If these initiatives are intended to boost retention and student success, the next question must be how success will be measured. An institution’s performance is more than just how many students enroll and graduate. In order to deliver the most effective student intervention, all students must be segmented by race, income and other demographics to determine how well higher education is serving all students.

Related: How Do You Define Student Success in 2017?

Are all students receiving the resources, the advising, the intervention they need to succeed? We have some data that gives us some insight into how well institutions are doing. Plenty of research has focused on student outcomes. One of the more sobering reports came from the National Center for Education Statistics. They found that up to 40 percent of first-time, full-time students who enrolled in a 4-year postsecondary institution never graduated.

When students feel overwhelmed, even lost, they are more likely to give up. When simple tasks become difficult, either because technology hasn’t caught up with student requirements or the process to complete those tasks are too complicated, students avoid them. They miss deadlines, they register for courses that do not contribute to their degrees, and they run out of money before they’ve graduated. Students who ask for help may receive it, but many students do not ask. They do not schedule appointments with advisors or they wait until little can be done to get them back on the right pathway.

While it is ultimately up to the student to follow their pathway, many schools are not implementing preventative measures until it is too late. This begs the question as to whether these higher education institutions have the technology and programs in place to identify and offer assistance to all at-risk students early in their academic career.

 

Post-Graduation Success

As important as these issues are, increasingly more emphasis is being put on additional factors that contribute to student success, including post-graduation outcomes. This makes sense, of course, considering the fact that students attend colleges and universities in order to improve their career opportunities. If an institution is failing to provide adequate education in order for students to fulfill their career goals, how can it consider itself contributing to student success? And if institutions aren’t measuring student success beyond graduation, how does it know it provided value to students?

What metrics are we to use to gauge post-graduation success? Greenstein mentions employment rates, earnings, and student debt default are components of success that should also be considered, as well as costs to the institution to deliver a quality education. Value is what it comes down to – does the student perceive their experience as valuable and can the institution deliver that value in a cost-effective way?

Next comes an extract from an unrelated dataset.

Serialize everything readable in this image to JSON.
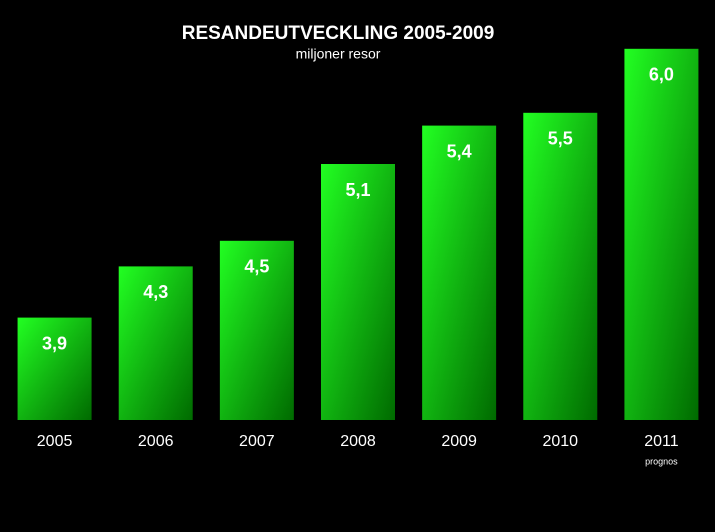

Institutions must begin to measure student success beyond the four to six years the student is enrolled in the college or university. The value of a student’s postsecondary education can really only be accurately quantified when in context with the student’s overall career success.

 

Technology and Programs

While some higher education institutions are further down the innovation road, many are still trying to determine how best to deliver value to their students. Greenstein points out that institutions are motivated by doing the right thing and focusing on student outcomes, but money is also always at issue. “When it’s more expensive to lose a student than retain a student, you begin to think systematically about how to do that.”

For schools who place value on student outcomes and continually strive to implement technology and programs to enable them, partnering with experts to help them get there is critical. These innovations aren’t always simple and can require integrating multiple technologies, revamping processes that have been in place for decades or longer, and changing mindsets. Any solution takes time not only to customize and develop but to roll out. It can take years for the students to realize the benefits, making it important for schools to begin sooner than later.